On the other hand, a few weeks ago, BT made a surprise re-appearance, at 4am on a Saturday night. After having people just disappear on me, I hate to not respond when someone reaches out, even if I only try to explain why I don't want to be in their life. This doesn't usually go very well in the moment and it didn't in this situation either. Suddenly, I was a thieving lying cheating whore. While I will concede to seeing how he could think all but the very first one, my further analysis determined that, no matter how true or untrue any of what he said might be, it really had little to do with me. I rejected him and he was angry, all of which seem like fairly natural human responses. While I wish BT well, my decision is to not have him in my life, which is based more on what I know about myself now than about him.
It takes two to be in a relationship. Despite my tendency to try to maintain a white-knuckle hold on to those I like, love, or am infatuated with, my wise mind knows that I don't want to keep someone who doesn't want to be kept, just as I don't want to be forced to stay where I don't want to be. I am trying very hard to for my actions to reflect that.
And now you're back. The most enigmatic of them all. I kept sending emails and forwarding my blog posts because you'd said you were out there, listening, even if you didn't respond. I guess it's been a bit like prayer, talking to someone you have no evidence is actually listening, still feeling better in spite of that. When I saw the email, I think I forgot how to breath. Know even less about why you've reappeared than about why you left and you claim not to be entirely sure yourself. I have no faith that you will be around for long and no reassurances on your part. I want to grab this opportunity by the horns, communicate with you as much as possible, because you will probably be gone long before I would like. Yet when I think of texting you or emailing you, I find myself second-guessing, not wanting to come on too strong and drive you away. Most of all, I try to temper my happiness and excitement with a realistic view of who you are. Some people would advise me not to have contact at all with someone that I do not trust to stick around. But, for all the things you claim to be but might not be, you've never claimed to be the kind to stick around forever. Or even for another week. I find something very reassuring in that. My wise mind would never let me take you for a LTRR, but that's never really been what it was about, for either of us.

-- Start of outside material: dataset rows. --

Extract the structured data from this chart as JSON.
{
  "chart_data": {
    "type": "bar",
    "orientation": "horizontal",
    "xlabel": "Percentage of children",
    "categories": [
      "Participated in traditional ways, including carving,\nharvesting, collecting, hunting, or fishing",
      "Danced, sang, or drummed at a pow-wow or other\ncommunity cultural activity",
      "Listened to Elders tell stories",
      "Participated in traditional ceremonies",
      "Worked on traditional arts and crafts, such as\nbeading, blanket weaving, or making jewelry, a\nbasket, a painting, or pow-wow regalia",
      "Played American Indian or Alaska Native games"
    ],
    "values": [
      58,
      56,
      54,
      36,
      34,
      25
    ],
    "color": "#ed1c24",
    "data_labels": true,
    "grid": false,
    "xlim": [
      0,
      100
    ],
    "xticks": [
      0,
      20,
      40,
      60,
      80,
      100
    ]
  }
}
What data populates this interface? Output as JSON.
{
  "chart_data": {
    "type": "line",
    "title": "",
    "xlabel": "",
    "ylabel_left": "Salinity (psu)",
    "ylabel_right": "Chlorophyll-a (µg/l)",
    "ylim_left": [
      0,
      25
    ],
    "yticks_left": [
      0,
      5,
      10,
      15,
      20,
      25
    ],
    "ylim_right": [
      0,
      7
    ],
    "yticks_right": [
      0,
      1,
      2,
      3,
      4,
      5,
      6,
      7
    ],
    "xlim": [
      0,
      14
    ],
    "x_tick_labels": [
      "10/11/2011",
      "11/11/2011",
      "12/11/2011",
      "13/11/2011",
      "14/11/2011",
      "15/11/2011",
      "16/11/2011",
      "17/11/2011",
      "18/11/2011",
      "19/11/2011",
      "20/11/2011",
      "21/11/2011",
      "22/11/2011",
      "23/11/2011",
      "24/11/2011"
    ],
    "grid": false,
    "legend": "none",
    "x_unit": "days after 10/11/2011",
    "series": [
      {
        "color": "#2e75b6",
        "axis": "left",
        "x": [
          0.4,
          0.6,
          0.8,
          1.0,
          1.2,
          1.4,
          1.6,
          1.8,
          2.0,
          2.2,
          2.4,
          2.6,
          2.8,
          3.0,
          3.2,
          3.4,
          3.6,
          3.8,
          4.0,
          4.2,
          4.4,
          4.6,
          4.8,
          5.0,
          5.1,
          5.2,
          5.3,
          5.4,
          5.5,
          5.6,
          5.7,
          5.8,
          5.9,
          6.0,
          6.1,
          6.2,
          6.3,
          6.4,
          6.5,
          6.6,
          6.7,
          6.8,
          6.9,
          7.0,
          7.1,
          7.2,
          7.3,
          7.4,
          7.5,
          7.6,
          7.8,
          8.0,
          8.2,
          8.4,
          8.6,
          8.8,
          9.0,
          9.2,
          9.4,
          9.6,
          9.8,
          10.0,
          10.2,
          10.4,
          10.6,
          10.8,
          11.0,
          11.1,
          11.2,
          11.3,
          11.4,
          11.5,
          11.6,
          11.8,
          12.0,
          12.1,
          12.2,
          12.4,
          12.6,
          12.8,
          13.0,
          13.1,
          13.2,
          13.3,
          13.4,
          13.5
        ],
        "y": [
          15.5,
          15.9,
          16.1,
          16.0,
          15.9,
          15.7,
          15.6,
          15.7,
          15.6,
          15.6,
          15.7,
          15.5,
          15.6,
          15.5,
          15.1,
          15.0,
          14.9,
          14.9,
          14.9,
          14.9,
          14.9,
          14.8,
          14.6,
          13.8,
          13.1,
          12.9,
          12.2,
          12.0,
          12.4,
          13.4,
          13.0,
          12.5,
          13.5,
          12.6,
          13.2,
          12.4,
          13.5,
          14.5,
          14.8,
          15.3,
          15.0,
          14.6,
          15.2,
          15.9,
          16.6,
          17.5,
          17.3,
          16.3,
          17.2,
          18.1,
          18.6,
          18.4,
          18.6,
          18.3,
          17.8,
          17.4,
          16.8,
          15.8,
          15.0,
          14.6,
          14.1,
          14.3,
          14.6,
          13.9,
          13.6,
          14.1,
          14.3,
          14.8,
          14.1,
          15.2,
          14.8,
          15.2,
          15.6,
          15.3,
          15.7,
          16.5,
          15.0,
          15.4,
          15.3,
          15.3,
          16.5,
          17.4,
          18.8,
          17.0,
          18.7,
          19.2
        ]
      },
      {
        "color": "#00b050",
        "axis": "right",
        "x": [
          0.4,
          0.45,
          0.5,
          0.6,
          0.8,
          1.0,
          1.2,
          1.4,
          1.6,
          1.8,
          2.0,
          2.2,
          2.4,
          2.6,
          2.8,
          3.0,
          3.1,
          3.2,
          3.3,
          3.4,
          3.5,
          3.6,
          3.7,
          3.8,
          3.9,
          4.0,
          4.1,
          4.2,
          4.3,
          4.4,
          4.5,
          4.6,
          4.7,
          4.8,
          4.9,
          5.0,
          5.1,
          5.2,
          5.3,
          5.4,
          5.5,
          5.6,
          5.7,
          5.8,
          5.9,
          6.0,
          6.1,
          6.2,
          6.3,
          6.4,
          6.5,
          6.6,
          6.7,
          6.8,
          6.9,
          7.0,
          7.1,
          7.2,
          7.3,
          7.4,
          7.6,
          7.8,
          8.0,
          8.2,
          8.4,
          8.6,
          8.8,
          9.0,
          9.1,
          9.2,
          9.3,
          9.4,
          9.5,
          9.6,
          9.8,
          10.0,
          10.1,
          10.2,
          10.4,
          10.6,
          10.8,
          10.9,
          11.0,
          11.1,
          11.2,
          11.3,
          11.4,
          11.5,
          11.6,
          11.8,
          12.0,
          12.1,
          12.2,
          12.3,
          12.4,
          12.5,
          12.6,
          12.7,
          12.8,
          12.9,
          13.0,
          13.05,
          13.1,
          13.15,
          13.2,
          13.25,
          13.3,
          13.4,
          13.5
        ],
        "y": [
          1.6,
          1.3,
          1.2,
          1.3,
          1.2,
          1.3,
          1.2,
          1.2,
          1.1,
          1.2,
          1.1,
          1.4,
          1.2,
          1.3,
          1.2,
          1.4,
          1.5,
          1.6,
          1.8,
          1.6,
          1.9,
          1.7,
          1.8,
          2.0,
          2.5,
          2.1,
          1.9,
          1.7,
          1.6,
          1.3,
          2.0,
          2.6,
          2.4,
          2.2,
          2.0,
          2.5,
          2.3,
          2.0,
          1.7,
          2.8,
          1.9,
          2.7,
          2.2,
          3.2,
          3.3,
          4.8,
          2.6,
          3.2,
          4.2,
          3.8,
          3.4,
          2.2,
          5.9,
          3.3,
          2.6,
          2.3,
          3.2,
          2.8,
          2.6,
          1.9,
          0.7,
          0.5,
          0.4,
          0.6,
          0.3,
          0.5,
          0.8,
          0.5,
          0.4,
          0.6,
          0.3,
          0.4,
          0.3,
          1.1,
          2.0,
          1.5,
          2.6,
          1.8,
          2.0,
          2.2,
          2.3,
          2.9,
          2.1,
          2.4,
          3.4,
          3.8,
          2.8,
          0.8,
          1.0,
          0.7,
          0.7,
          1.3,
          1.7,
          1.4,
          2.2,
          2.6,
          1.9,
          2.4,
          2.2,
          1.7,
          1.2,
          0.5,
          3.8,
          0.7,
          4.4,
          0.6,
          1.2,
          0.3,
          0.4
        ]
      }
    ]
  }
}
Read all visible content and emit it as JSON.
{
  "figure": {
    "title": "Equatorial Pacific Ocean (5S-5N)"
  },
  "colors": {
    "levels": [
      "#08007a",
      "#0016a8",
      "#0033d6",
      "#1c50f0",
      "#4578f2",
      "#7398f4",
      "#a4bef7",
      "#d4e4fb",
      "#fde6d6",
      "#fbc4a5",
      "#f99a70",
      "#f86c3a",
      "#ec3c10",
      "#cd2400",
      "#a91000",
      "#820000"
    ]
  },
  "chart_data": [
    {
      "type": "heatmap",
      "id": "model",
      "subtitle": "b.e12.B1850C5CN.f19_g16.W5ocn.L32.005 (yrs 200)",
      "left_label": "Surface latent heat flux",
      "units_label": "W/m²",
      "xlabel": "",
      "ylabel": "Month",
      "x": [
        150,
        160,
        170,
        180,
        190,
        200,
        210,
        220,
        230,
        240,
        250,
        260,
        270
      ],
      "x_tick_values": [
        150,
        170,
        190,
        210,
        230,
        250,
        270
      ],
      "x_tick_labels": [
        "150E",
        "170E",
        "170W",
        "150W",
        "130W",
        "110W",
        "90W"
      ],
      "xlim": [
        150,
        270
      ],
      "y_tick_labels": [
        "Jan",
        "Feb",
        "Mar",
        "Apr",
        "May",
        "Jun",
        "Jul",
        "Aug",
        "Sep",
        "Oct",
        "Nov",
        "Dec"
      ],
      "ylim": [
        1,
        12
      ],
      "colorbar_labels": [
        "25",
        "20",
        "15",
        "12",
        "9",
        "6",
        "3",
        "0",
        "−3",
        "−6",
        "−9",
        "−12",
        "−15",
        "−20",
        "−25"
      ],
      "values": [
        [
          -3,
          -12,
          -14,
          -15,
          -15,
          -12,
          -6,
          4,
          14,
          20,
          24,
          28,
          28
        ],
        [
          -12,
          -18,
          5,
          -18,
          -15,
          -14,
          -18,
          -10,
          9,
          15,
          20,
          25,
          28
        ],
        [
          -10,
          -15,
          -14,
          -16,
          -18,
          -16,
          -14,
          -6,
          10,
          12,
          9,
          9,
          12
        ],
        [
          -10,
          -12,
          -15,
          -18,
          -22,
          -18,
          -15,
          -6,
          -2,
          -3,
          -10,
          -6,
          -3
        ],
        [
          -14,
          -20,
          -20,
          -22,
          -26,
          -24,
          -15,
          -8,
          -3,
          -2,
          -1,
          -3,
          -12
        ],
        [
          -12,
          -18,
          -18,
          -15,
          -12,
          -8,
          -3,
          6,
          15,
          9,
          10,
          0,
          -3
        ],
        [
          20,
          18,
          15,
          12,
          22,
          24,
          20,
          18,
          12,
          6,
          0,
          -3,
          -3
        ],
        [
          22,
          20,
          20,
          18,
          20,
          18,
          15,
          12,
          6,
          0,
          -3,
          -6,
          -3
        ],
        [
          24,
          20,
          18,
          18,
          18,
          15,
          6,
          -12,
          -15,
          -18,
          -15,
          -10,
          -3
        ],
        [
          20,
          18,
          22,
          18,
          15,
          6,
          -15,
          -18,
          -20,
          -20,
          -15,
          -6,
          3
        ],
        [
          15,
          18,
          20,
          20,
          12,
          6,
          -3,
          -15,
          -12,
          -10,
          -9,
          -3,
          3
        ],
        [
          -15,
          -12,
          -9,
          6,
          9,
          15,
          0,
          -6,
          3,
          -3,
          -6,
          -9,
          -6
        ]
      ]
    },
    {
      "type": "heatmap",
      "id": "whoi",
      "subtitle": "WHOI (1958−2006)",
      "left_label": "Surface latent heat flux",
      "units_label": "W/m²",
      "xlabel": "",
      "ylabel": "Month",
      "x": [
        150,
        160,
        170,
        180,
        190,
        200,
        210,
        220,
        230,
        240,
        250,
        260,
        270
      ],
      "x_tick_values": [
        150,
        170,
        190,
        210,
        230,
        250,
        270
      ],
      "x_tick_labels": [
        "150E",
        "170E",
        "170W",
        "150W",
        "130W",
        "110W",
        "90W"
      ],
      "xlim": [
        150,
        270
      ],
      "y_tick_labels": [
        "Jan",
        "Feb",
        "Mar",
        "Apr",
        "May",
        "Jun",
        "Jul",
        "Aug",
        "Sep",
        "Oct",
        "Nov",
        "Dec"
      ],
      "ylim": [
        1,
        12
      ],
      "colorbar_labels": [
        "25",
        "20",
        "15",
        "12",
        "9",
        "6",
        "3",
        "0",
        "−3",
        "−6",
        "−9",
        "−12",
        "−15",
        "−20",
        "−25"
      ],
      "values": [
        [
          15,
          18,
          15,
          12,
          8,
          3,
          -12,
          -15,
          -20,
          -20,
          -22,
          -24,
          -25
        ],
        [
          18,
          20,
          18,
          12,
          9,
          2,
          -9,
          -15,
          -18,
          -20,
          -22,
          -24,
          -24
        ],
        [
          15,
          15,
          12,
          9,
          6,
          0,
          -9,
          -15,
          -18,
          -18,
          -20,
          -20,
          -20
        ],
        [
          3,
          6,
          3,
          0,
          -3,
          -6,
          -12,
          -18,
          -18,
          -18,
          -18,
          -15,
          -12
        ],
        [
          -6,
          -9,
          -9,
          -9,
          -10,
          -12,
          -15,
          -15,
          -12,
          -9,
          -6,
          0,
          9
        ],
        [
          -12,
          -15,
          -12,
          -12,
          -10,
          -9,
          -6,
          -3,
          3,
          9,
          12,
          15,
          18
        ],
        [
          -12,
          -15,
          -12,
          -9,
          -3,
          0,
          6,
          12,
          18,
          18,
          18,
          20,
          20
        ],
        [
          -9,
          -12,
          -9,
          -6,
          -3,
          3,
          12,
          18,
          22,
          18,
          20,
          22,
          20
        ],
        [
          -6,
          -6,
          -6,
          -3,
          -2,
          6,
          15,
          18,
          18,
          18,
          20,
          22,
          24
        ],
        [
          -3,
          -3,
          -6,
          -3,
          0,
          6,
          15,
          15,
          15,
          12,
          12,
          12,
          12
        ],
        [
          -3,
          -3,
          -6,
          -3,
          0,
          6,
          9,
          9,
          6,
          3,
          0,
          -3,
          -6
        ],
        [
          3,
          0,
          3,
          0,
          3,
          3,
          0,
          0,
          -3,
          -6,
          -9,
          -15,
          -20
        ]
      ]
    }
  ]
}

I guess this highlights another problem that I have been running into for the last several years. How do you keep things as loose, non-committal, and pressure-free as you want while also expressing how much you do care? One of those myths that I bought into was that caring for someone meant a tight grip while pressure-free meant that one didn't care. Both from recent experience and from how I really feel, I know that it isn't true. I just don't know how to express these things, especially in a way that might be believed by someone who also grew up with this myth.
So I write it here, so that you might read it, though I don't know if you'll believe it. I know you'll leave again, for reasons that have much more to do with you than with me, though I would hope that if there was a time when it was about me, you'd let me try to adjust my behavior before you did leave. Until then, I'm going to try to walk a line between grabbing on to my own life and trying to hold on to you.